『アンデッドガール・マーダーファルス』 第12話「流れの交わる場所」
ヴィクターの乱入により、ロイズから逃れて人狼村に入った鴉夜と津軽。ノラの遺体発見現場に向かった二人は、そこで人間の村に通じる地下道を発見する。再び人狼村に戻った二人だが、人間たちを引き連れたロイズが地下道から人狼村に乱入、阿鼻叫喚の事態となる。その中で墓場に向かった鴉夜は……
いよいよ残すところは今回を含めてわずか二話と、ラスト前の最も盛り上がる時ですが、事態はここに来てますます混迷の度合いを深めることになります。〈鳥籠使い〉、ロイズのエージェント、〈夜宴〉、ホイレンドルフの人間たち、ヴォルフィンヘーレの人狼たち、そして殺人事件と殺人狼事件それぞれの犯人――いまだに犯人の正体が謎であるだけに、宝石争奪戦以上に複雑に感じられる状況ですが、今回犯人以外の人々が一挙に交わり、もう手の着けられない大混戦に突入してしまうのであります。
前回描かれたノラ殺しの犯人が消えた謎(そしてこれまで人狼の少女たちを射殺した銃声が聞こえなかった謎)は、秘密の地下道があった、ということでひとまず判明。
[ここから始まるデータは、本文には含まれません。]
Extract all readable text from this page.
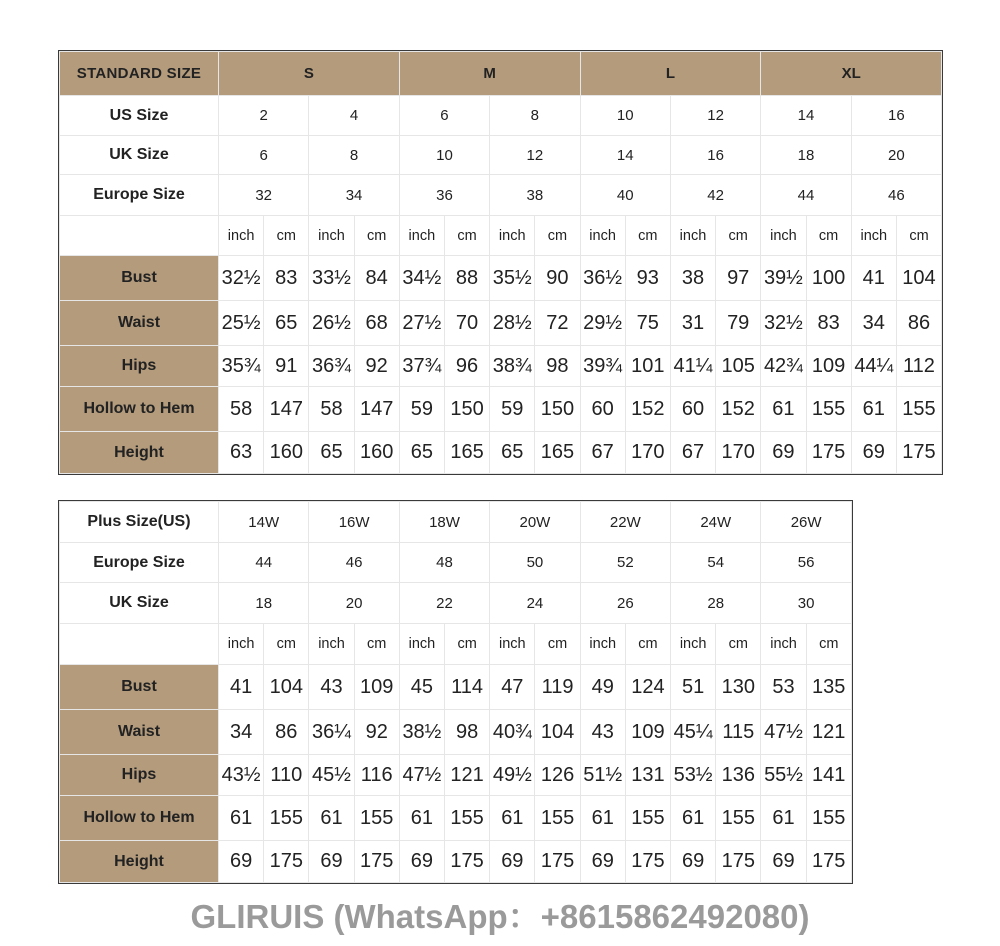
STANDARD SIZE	S				M				L				XL			
US Size	2		4		6		8		10		12		14		16	
UK Size	6		8		10		12		14		16		18		20	
Europe Size	32		34		36		38		40		42		44		46	
	inch	cm	inch	cm	inch	cm	inch	cm	inch	cm	inch	cm	inch	cm	inch	cm
Bust	32½	83	33½	84	34½	88	35½	90	36½	93	38	97	39½	100	41	104
Waist	25½	65	26½	68	27½	70	28½	72	29½	75	31	79	32½	83	34	86
Hips	35¾	91	36¾	92	37¾	96	38¾	98	39¾	101	41¼	105	42¾	109	44¼	112
Hollow to Hem	58	147	58	147	59	150	59	150	60	152	60	152	61	155	61	155
Height	63	160	65	160	65	165	65	165	67	170	67	170	69	175	69	175
Plus Size(US)	14W		16W		18W		20W		22W		24W		26W	
Europe Size	44		46		48		50		52		54		56	
UK Size	18		20		22		24		26		28		30	
	inch	cm	inch	cm	inch	cm	inch	cm	inch	cm	inch	cm	inch	cm
Bust	41	104	43	109	45	114	47	119	49	124	51	130	53	135
Waist	34	86	36¼	92	38½	98	40¾	104	43	109	45¼	115	47½	121
Hips	43½	110	45½	116	47½	121	49½	126	51½	131	53½	136	55½	141
Hollow to Hem	61	155	61	155	61	155	61	155	61	155	61	155	61	155
Height	69	175	69	175	69	175	69	175	69	175	69	175	69	175
GLIRUIS (WhatsApp：+8615862492080)
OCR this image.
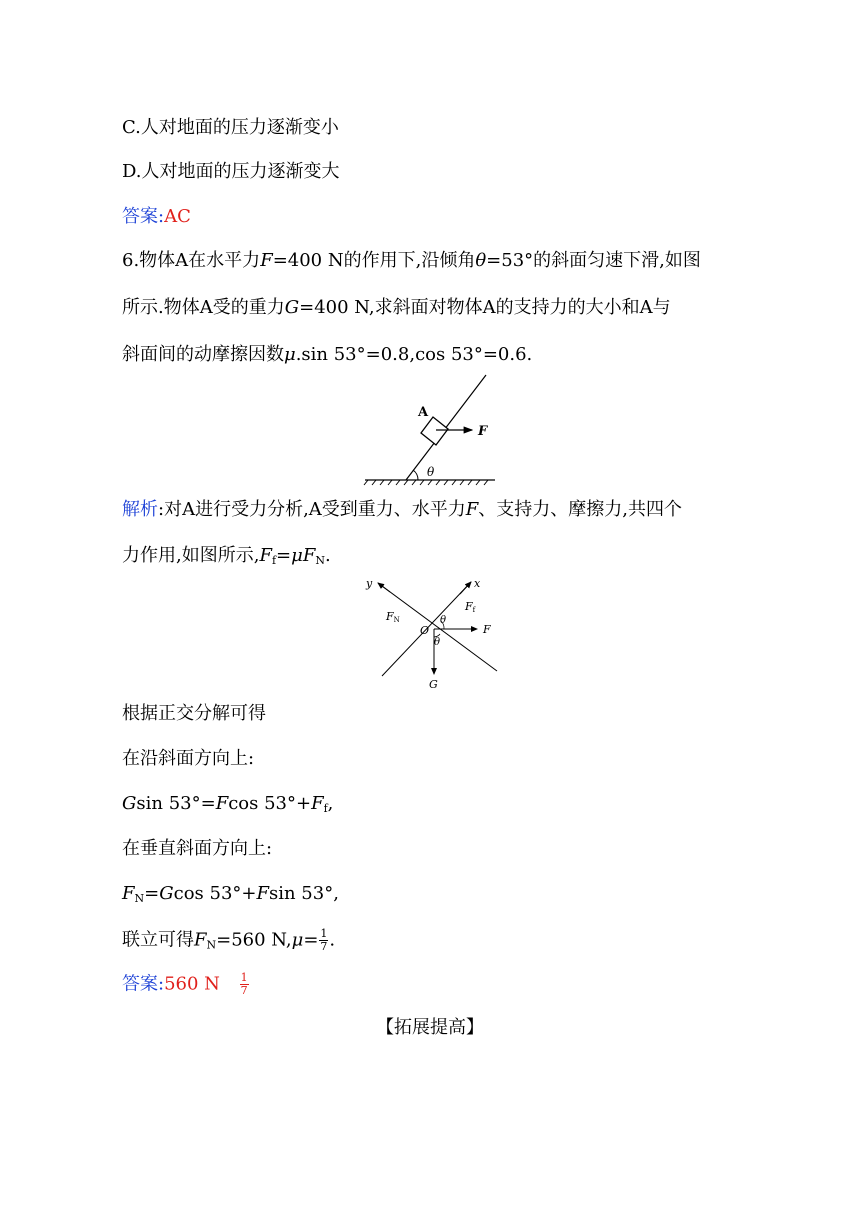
C.人对地面的压力逐渐变小
D.人对地面的压力逐渐变大
答案:AC
6.物体A在水平力F=400 N的作用下,沿倾角θ=53°的斜面匀速下滑,如图
所示.物体A受的重力G=400 N,求斜面对物体A的支持力的大小和A与
斜面间的动摩擦因数μ.sin 53°=0.8,cos 53°=0.6.
A
F
θ
解析:对A进行受力分析,A受到重力、水平力F、支持力、摩擦力,共四个
力作用,如图所示$,F_f=\mu F_N$.
y	x
FN
Ff
O
θ
θ
F
G
根据正交分解可得
在沿斜面方向上:
Gsin 53°=Fcos $53^\circ+F_f$,
在垂直斜面方向上:
$F_N=Gcos$ 53°+Fsin 53°,
联立可得$F_N=560$ $N,\mu= \frac{1}{7}$ .
答案:560 N $\frac{1}{7}$
【拓展提高】
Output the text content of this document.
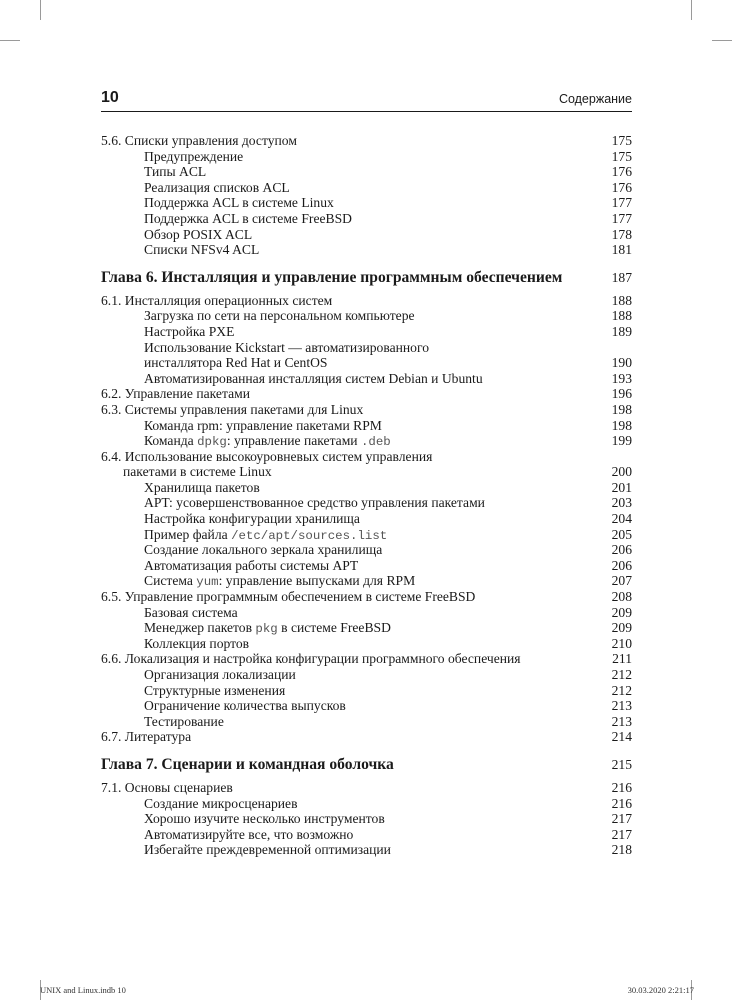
10	Содержание
5.6. Списки управления доступом	175
Предупреждение	175
Типы ACL	176
Реализация списков ACL	176
Поддержка ACL в системе Linux	177
Поддержка ACL в системе FreeBSD	177
Обзор POSIX ACL	178
Списки NFSv4 ACL	181
Глава 6. Инсталляция и управление программным обеспечением	187
6.1. Инсталляция операционных систем	188
Загрузка по сети на персональном компьютере	188
Настройка PXE	189
Использование Kickstart — автоматизированного
инсталлятора Red Hat и CentOS	190
Автоматизированная инсталляция систем Debian и Ubuntu	193
6.2. Управление пакетами	196
6.3. Системы управления пакетами для Linux	198
Команда rpm: управление пакетами RPM	198
Команда dpkg: управление пакетами .deb	199
6.4. Использование высокоуровневых систем управления
пакетами в системе Linux	200
Хранилища пакетов	201
APT: усовершенствованное средство управления пакетами	203
Настройка конфигурации хранилища	204
Пример файла /etc/apt/sources.list	205
Создание локального зеркала хранилища	206
Автоматизация работы системы APT	206
Система yum: управление выпусками для RPM	207
6.5. Управление программным обеспечением в системе FreeBSD	208
Базовая система	209
Менеджер пакетов pkg в системе FreeBSD	209
Коллекция портов	210
6.6. Локализация и настройка конфигурации программного обеспечения	211
Организация локализации	212
Структурные изменения	212
Ограничение количества выпусков	213
Тестирование	213
6.7. Литература	214
Глава 7. Сценарии и командная оболочка	215
7.1. Основы сценариев	216
Создание микросценариев	216
Хорошо изучите несколько инструментов	217
Автоматизируйте все, что возможно	217
Избегайте преждевременной оптимизации	218
UNIX and Linux.indb 10	30.03.2020 2:21:17
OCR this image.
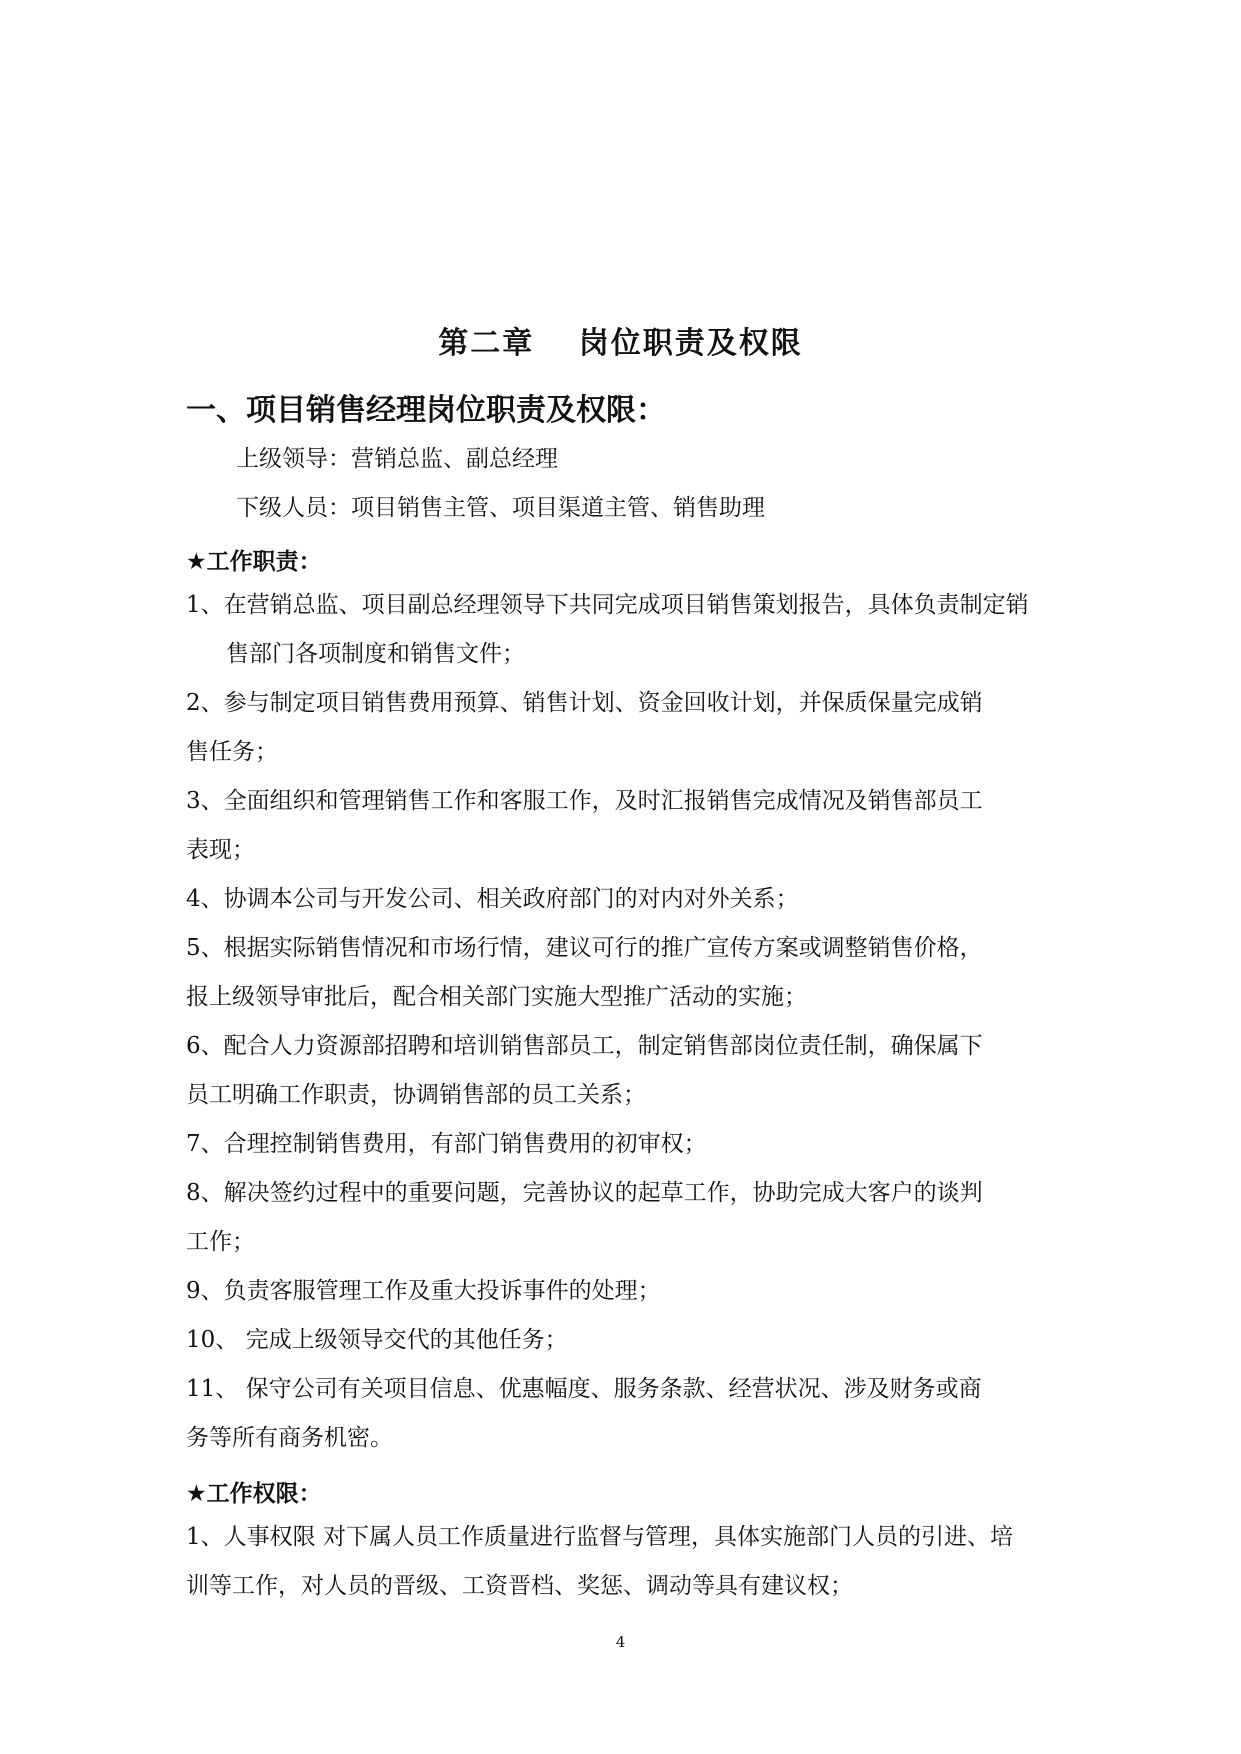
第二章　 岗位职责及权限
一、项目销售经理岗位职责及权限：
上级领导：营销总监、副总经理
下级人员：项目销售主管、项目渠道主管、销售助理
★工作职责：
1、在营销总监、项目副总经理领导下共同完成项目销售策划报告，具体负责制定销
售部门各项制度和销售文件；
2、参与制定项目销售费用预算、销售计划、资金回收计划，并保质保量完成销
售任务；
3、全面组织和管理销售工作和客服工作，及时汇报销售完成情况及销售部员工
表现；
4、协调本公司与开发公司、相关政府部门的对内对外关系；
5、根据实际销售情况和市场行情，建议可行的推广宣传方案或调整销售价格，
报上级领导审批后，配合相关部门实施大型推广活动的实施；
6、配合人力资源部招聘和培训销售部员工，制定销售部岗位责任制，确保属下
员工明确工作职责，协调销售部的员工关系；
7、合理控制销售费用，有部门销售费用的初审权；
8、解决签约过程中的重要问题，完善协议的起草工作，协助完成大客户的谈判
工作；
9、负责客服管理工作及重大投诉事件的处理；
10、 完成上级领导交代的其他任务；
11、 保守公司有关项目信息、优惠幅度、服务条款、经营状况、涉及财务或商
务等所有商务机密。
★工作权限：
1、人事权限 对下属人员工作质量进行监督与管理，具体实施部门人员的引进、培
训等工作，对人员的晋级、工资晋档、奖惩、调动等具有建议权；
4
秘密の地下道というのは、ミステリでは一歩間違えれば反則技ではありますが、しかしこれが十三年前にユッテの母・ローザがヴォルフィンヘーレから逃れた手段でもあるとすれば、物語の根底に関わるものであるともいえるでしょう。しかしだとすれば、八年前に母子が焼き殺されたのは……
何はともあれ、この地下道においては三人の人狼の少女とノラが殺された現場が発見されただけでなく、前々回人狼と化して消えたはずのアルマの死体まで発見され、さらには550日あまり何者かが監禁されていた跡が発見され――と、勘の鋭い方であれば、ここまでで事件の輪郭がほぼわかるのではないかと思いますが、それはひとまず置いて、この後はアクションのターンであります。
一度はホイレンドルフに戻り、またヴォルフィンヘーレに戻るという忙しい動きを見せることになった〈鳥籠使い〉ですが、津軽は鴉夜たちの陽動として、単身人狼たちの自警団三人と対決。いかに鬼の力を持つとはいえ、前々回は人狼相手に大苦戦した津軽ですが、その時は様子見で手を抜いていたのか、はたまた相手が強すぎたのか――今回は鬼の力ではなく、むしろ人間の技で人狼を圧倒するというシビれる展開を見せてくれることになります。
特に三人目を相手のバトルでは、巨大な満月をバックにしての空中戦という、原作に比べてケレン味マシマシのド派手かつ華麗な一撃を決めてくれたのは、主役(の一人)の面目躍如たるものがあります。
しかし津軽の戦いが人間と人狼の力比べ・技比べというべき、むしろ痛快なものであったのに対し、この後に繰り広げられる人間と人狼の戦いは、むしろ陰惨な殺し合いというべき印象。ルイーゼの死体が発見され、そしてロイズに扇動されて火がついたホイレンドルフの人々はロイズとともに人狼を虐殺、これに人狼も反撃し、もうどちらかが全滅しないと収まりがつかない空気になります。
そしてそんな大混乱の中、静句はカミーラと、アリスはクロウリーと、カイルはヴィクターと遭遇。それぞれの対峙がカットで交錯する特殊EDのラスト、ヴェラを臨時助手に墓を暴いていた鴉夜が見つけた最後の手がかりとは……
はたして鴉夜が語る真相はいかなるものなのか、そしてその真相は人間と人狼の絶望的な争いを止めることができるものなのか? そして原作では残り三割くらいの分量を一話でまとめられるのか? 次回、あらゆる意味で必見の最終話であります。